Failure to Ensure Resident Rights Compliance
Penalty
Summary
The facility failed to establish a structure to comply with the resident's right to provide immediate access to any representative of the State, the resident's individual physician, or any representative of the protection and advocacy systems. During the survey, it was found that no personnel were assigned to monitor compliance with resident rights. The resident rights policy and procedure, reviewed with the institutional program director, was hospital-based and included the logo of Episcopal Hospital San [NAME] Metro, indicating it was not tailored to the facility's specific needs. Additionally, the policy was a 13-page document that included all 483.10 resident rights statements in one policy, lacking individualized mechanisms to ensure compliance with CMS Medicare requirements.

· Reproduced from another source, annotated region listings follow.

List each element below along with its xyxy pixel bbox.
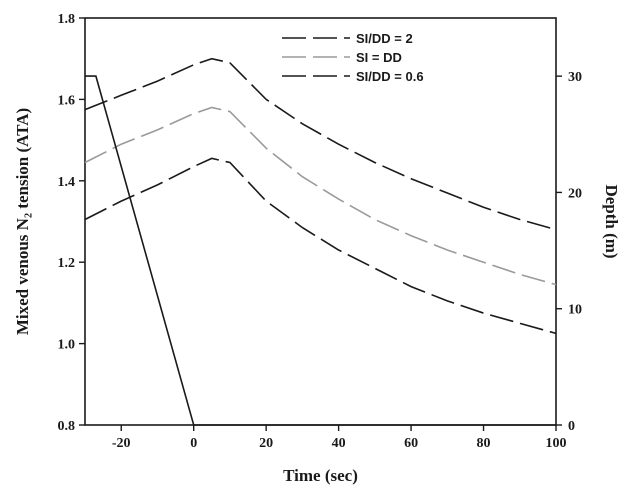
- legend: SI/DD = 2 SI = DD SI/DD = 0.6: [282, 31, 424, 84]
- y-left-tick-label: 0.8: [58, 419, 76, 434]
- legend-label: SI/DD = 0.6: [356, 69, 424, 84]
- x-tick-label: 100: [546, 436, 567, 451]
- axes: -20 0 20 40 60 80 100 0.8 1.0 1.2 1.4 1.6 1.8 0 10 20 30: [58, 12, 583, 451]
- y-right-tick-label: 30: [568, 70, 582, 85]
- depth-profile-line: [85, 75, 556, 426]
- legend-label: SI = DD: [356, 50, 402, 65]
- x-tick-label: 0: [190, 436, 197, 451]
- series-line-2: [84, 157, 557, 335]
- series-line-1: [84, 106, 557, 286]
- y-left-tick-label: 1.2: [58, 256, 76, 271]
- plot-frame: [84, 17, 557, 426]
- x-tick-label: 40: [332, 436, 346, 451]
- y-right-tick-label: 0: [568, 419, 575, 434]
- y-left-tick-label: 1.0: [58, 338, 76, 353]
- x-tick-label: -20: [112, 436, 131, 451]
- y-right-tick-label: 10: [568, 303, 582, 318]
- y-axis-left-label: Mixed venous N₂ tension (ATA): [13, 108, 32, 335]
- y-right-tick-label: 20: [568, 186, 582, 201]
- y-left-tick-label: 1.6: [58, 93, 76, 108]
- series-line-0: [84, 57, 557, 231]
- x-tick-label: 80: [477, 436, 491, 451]
- y-left-tick-label: 1.8: [58, 12, 76, 27]
- plot-series: [84, 57, 557, 426]
- y-axis-right-label: Depth (m): [602, 184, 621, 258]
- x-tick-label: 20: [259, 436, 273, 451]
- legend-label: SI/DD = 2: [356, 31, 413, 46]
- y-left-tick-label: 1.4: [58, 175, 76, 190]
- x-tick-label: 60: [404, 436, 418, 451]
- x-axis-label: Time (sec): [283, 466, 358, 485]
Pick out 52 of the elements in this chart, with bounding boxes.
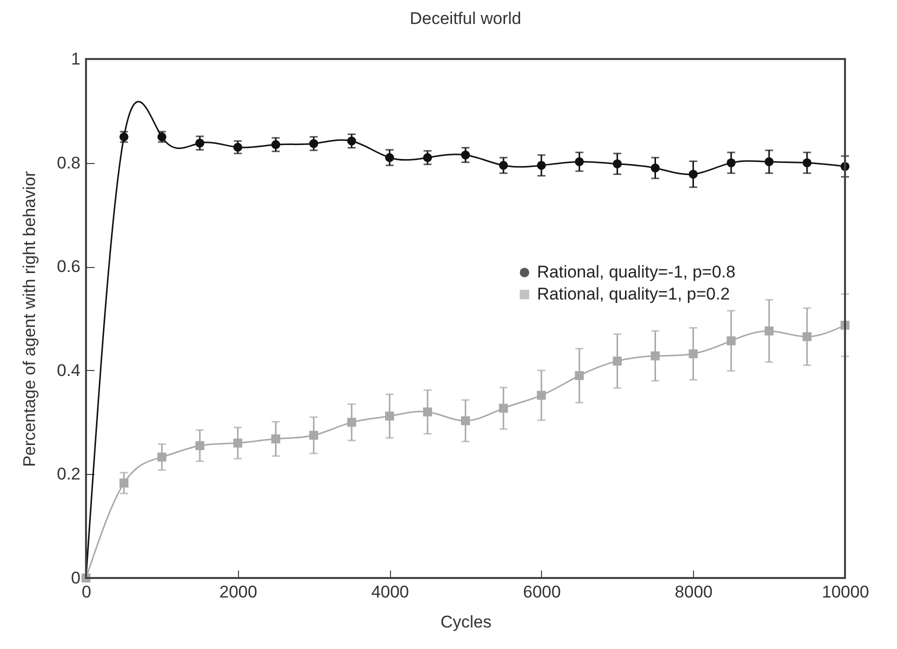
point — [802, 158, 812, 168]
point — [726, 336, 736, 346]
point — [347, 136, 356, 146]
legend-label: Rational, quality=1, p=0.2 — [537, 284, 730, 304]
x-axis-title: Cycles — [440, 612, 492, 632]
point — [612, 356, 622, 366]
point — [498, 160, 508, 170]
y-tick-label: 0.2 — [56, 464, 80, 484]
point — [726, 158, 736, 168]
y-tick-label: 1 — [71, 50, 80, 68]
point — [802, 332, 812, 342]
y-axis-title: Percentage of agent with right behavior — [20, 170, 39, 467]
point — [385, 412, 394, 421]
point — [461, 416, 470, 426]
point — [233, 142, 242, 152]
point — [271, 140, 280, 150]
point — [688, 170, 698, 179]
point — [309, 139, 318, 148]
point — [764, 326, 774, 336]
x-tick-label: 4000 — [371, 582, 410, 602]
y-tick-label: 0.6 — [56, 257, 80, 276]
x-tick-label: 10000 — [822, 582, 870, 602]
point — [536, 160, 546, 170]
point — [688, 349, 698, 358]
point — [764, 157, 774, 166]
point — [461, 150, 470, 160]
point — [650, 164, 660, 172]
x-tick-label: 6000 — [522, 582, 561, 602]
point — [574, 157, 584, 166]
legend-label: Rational, quality=-1, p=0.8 — [537, 262, 736, 282]
point — [612, 159, 622, 168]
y-tick-label: 0.4 — [56, 360, 80, 380]
point — [309, 430, 318, 440]
point — [157, 452, 166, 462]
point — [650, 351, 660, 360]
point — [195, 441, 204, 450]
point — [385, 153, 394, 162]
point — [195, 138, 204, 148]
y-tick-label: 0 — [71, 568, 80, 588]
point — [119, 478, 128, 488]
point — [536, 390, 546, 400]
point — [271, 434, 280, 444]
x-tick-label: 2000 — [219, 582, 258, 602]
point — [498, 404, 508, 413]
point — [574, 371, 584, 380]
y-tick-label: 0.8 — [56, 153, 80, 172]
chart-title: Deceitful world — [410, 9, 522, 28]
x-tick-label: 8000 — [674, 582, 713, 602]
point — [347, 418, 356, 427]
point — [233, 438, 242, 448]
point — [423, 407, 432, 416]
point — [423, 153, 432, 162]
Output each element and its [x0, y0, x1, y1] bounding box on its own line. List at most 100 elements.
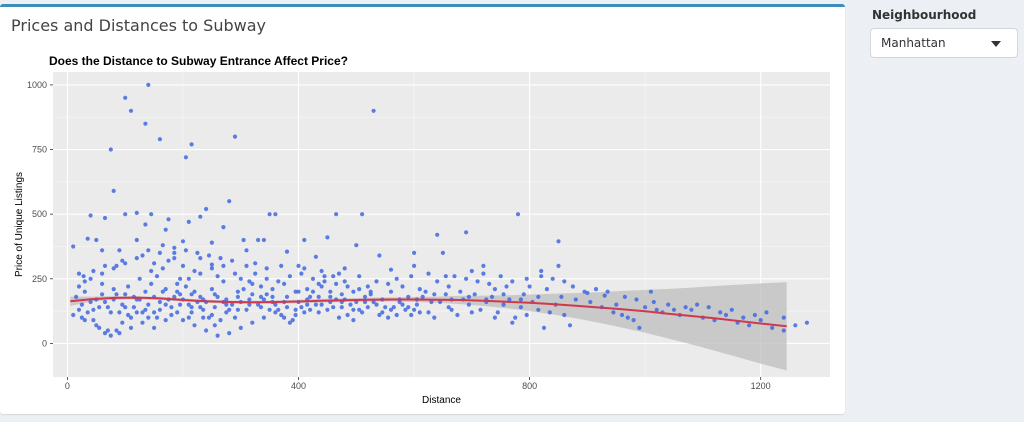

Communication Breakdown Due to Unanswered Phones
Penalty
Summary
The facility failed to ensure proper access to residents by not adequately managing their phone system, which resulted in significant communication breakdowns. The phones in the facility were left unanswered, preventing a pharmacy from contacting nursing staff to clarify a physician's medication order. This led to a resident not receiving Paxlovid, a medication for treating mild-to-moderate COVID-19, for five days. Additionally, a confidential complainant was unable to reach staff to discuss an urgent matter due to the facility's phone system issues. The deficiency was observed when the facility's phone rang multiple times without being answered, eventually rolling over to a message system. The receptionist, who was responsible for answering calls during business hours, was unaware of the phone system's mailbox setup. The facility's phone system was new and rang throughout the facility, but neither the Administrator nor the Maintenance Director was aware that calls rolled over to a mailbox after a certain number of rings. The facility's policy indicated that phones should be answered from the business office or nurses' station, but this was not effectively implemented, leading to the communication failures.